Home T E R K I N I Peniadaan PR III, Status Mahasiswa Bidikmisi UIN Suka Terancam

Peniadaan PR III, Status Mahasiswa Bidikmisi UIN Suka Terancam

by lpm_arena
Print Friendly, PDF & Email

 

Setelah terdengar kabar perampingan struktur jabatan ditubuh rektorat UIN Sunan Kalijaga Yogyakarta, yakni posisi Pembantu Rektor (PR) III dan PR IV yang ditiadakan, status mahasiswa Bidikmisi UIN Suka terancam. Hal ini disebabkan posisi  PR III yang awalnya khusus menangani bidang kemahasiswaan kini dihapuskan.

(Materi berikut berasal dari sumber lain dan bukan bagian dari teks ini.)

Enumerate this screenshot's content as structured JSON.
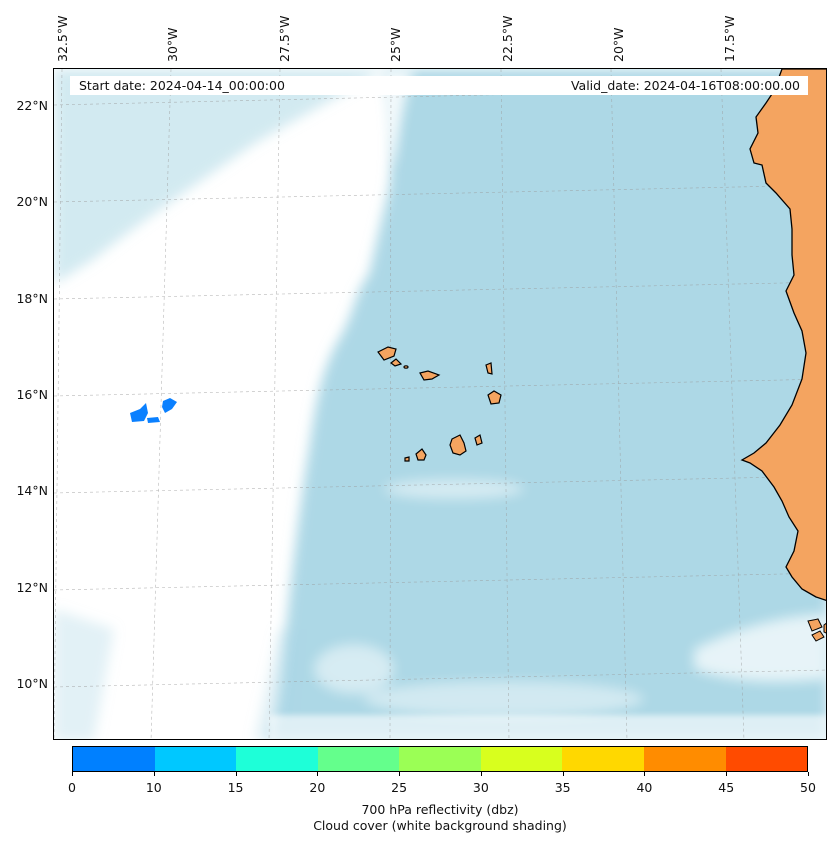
{
  "map": {
    "start_date": "Start date: 2024-04-14_00:00:00",
    "valid_date": "Valid_date: 2024-04-16T08:00:00.00",
    "longitude_labels": [
      "32.5°W",
      "30°W",
      "27.5°W",
      "25°W",
      "22.5°W",
      "20°W",
      "17.5°W"
    ],
    "latitude_labels": [
      "22°N",
      "20°N",
      "18°N",
      "16°N",
      "14°N",
      "12°N",
      "10°N"
    ],
    "land_color": "#f4a460",
    "cloud_color": "#add8e6",
    "reflectivity_cell_color": "#0a80ff"
  },
  "colorbar": {
    "ticks": [
      "0",
      "10",
      "15",
      "20",
      "25",
      "30",
      "35",
      "40",
      "45",
      "50"
    ],
    "colors": [
      "#0080ff",
      "#00c8ff",
      "#1effd8",
      "#64ff8c",
      "#9bff55",
      "#d8ff1e",
      "#ffd800",
      "#ff8c00",
      "#ff4b00"
    ],
    "label": "700 hPa reflectivity (dbz)",
    "sublabel": "Cloud cover (white background shading)"
  }
}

Padahal sejak munculnya program Bidikmisi, PR III merupakan ‘Bapak’ dari mahasiswa penerima Bidikmisi di UIN Suka. Berubahnya posisi jabatan pada Selasa (23/4) lalu yang disertai dengan pelantikan Wakil Rektor (WR) I dan II, secara jelas menyebabkan mahasiswa penerima Bidikmisi UIN Suka kehilangan Bapaknya.

Secara struktural, barangkali perampingan jabatan tidak begitu bermasalah bagi mahasiswa pada umumnya. Hal yang terpenting  bagi WR I yang mula-mula hanya menangani bidang akademik kini merangkap menangani bidang kemahasiswaan adalah dapat melaksanakan tugas dan tanggung jawabnya dengan baik. Namun, berbeda dengan mahasiswa Bidikmisi. Ketika menghubungi mantan PR III, Beliau angkat tangan terhadap mahasiswa bidikmisi setelah pelepasan jabatan tersebut.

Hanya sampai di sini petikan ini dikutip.